On this day back in 1994, the now cult classic basketball movie 'Above the Rim' was released. The movie starred hip-hop superstar Tupac Shakur as the local drug lord/goon named Birdie. 'Above the Rim' was a basketball movie, but Tupac’s character, Birdie pretty much stole the show. He showed that he was conniving, ruthless and willing to do anything to win, including having someone killed in broad daylight. He could be nice and warm one minute and willing to kill the next. It almost felt as if Tupac wasn’t acting, but really playing a version of himself.
Duane Martin (who was really an NBA player) was casted as Kyle Lee Watson, a super talented but self-centered, hot-tempered high school baller who falls under Birdie’s influence. Leon played Tommy Shepherd, a troubled local basketball legend with a few dark secrets, who returns to the neighborhood to bury his mother. The movie also featured Marlon Wayans as Bugaloo, Bernie Macas Flip and a young Wood Harris as Birdie’s right hand man, Motow— though we’re not sure his name was ever said in the movie.
'Above the Rim' is a coming of age story about making smart choices and learning how to own up to past mistakes.
A case can be made that this is one of the best urban soundtracks of the ’90s. While this movie was set in NYC, the soundtrack was very West Coast heavy, since it was produced by Suge Knight and Death Row Records. It boasted multiple songs from Tha Dogg Pound and (then known as) Snoop Doggy Dogg, a chart topping single from Warren G and Nate Dogg ('Regulate'), and a classic R&B/hip-hop pairing between SWV and the Wu-Tang Clan. It also featured female rapper Rage, and her debut single 'Afro Puffs'. The standout of the soundtrack was Tupac’s street anthem, 'Pain'. However, due to time constraints, the record label only included the banger along as a bonus song on the cassette release of the soundtrack, and not the CD release. Even today, the Tupac track is still one of the harder songs to find online.

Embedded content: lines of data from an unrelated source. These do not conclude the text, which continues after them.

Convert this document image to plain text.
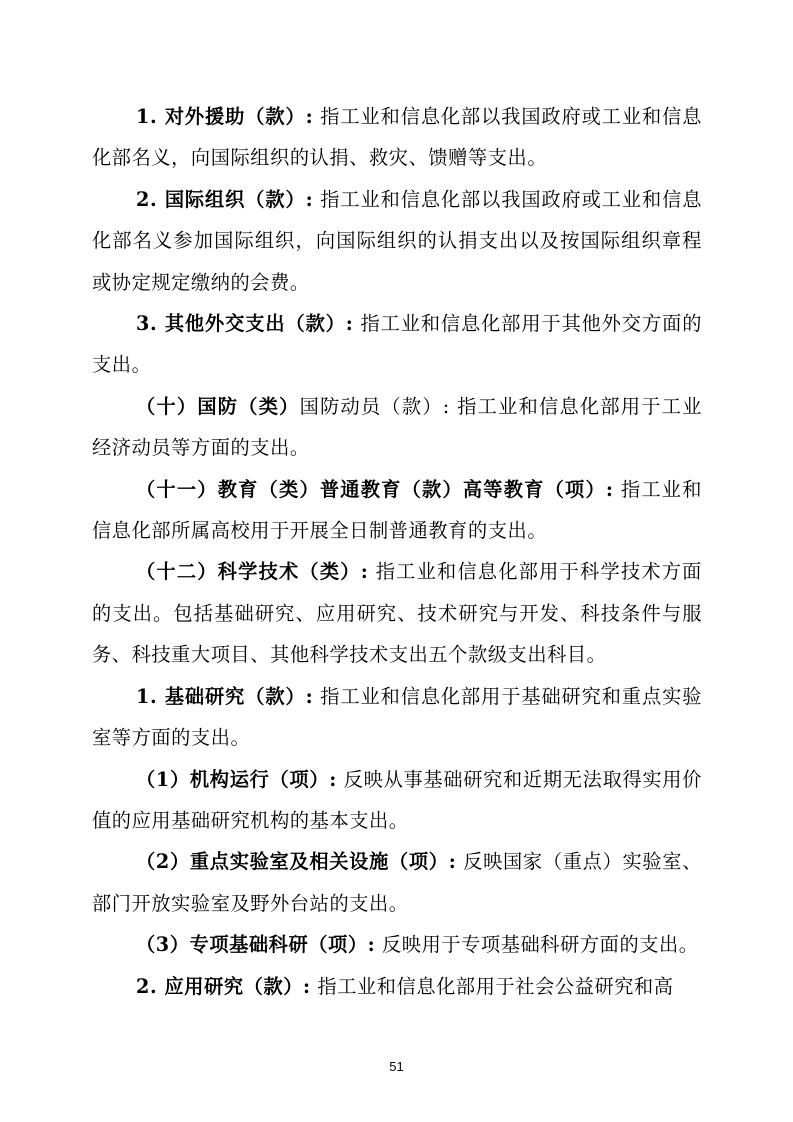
1. 对外援助（款）: 指工业和信息化部以我国政府或工业和信息化部名义，向国际组织的认捐、救灾、馈赠等支出。

2. 国际组织（款）: 指工业和信息化部以我国政府或工业和信息化部名义参加国际组织，向国际组织的认捐支出以及按国际组织章程或协定规定缴纳的会费。

3. 其他外交支出（款）: 指工业和信息化部用于其他外交方面的支出。

（十）国防（类）国防动员（款）: 指工业和信息化部用于工业经济动员等方面的支出。

（十一）教育（类）普通教育（款）高等教育（项）: 指工业和信息化部所属高校用于开展全日制普通教育的支出。

（十二）科学技术（类）: 指工业和信息化部用于科学技术方面的支出。包括基础研究、应用研究、技术研究与开发、科技条件与服务、科技重大项目、其他科学技术支出五个款级支出科目。

1. 基础研究（款）: 指工业和信息化部用于基础研究和重点实验室等方面的支出。

（1）机构运行（项）: 反映从事基础研究和近期无法取得实用价值的应用基础研究机构的基本支出。

（2）重点实验室及相关设施（项）: 反映国家（重点）实验室、部门开放实验室及野外台站的支出。

（3）专项基础科研（项）: 反映用于专项基础科研方面的支出。

2. 应用研究（款）: 指工业和信息化部用于社会公益研究和高

51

The 'Above The Rim' soundtrack changed the rap game forever
The soundtrack proved a gangsta rap label (Death Row Records) could do R&B, the soundtrack introduced the world to Warren G and Nate Dogg, officially ushering in "The G-Funk Era", the soundtrack was a subliminal warning shot in the East-West rap rivalry, the soundtrack fueled rumors of Death Row East, the soundtrack established The Lady of Rage as the hardest female rapper since MC Lyte and the soundtrack includes the last track produced by Stretch featuring 2Pac.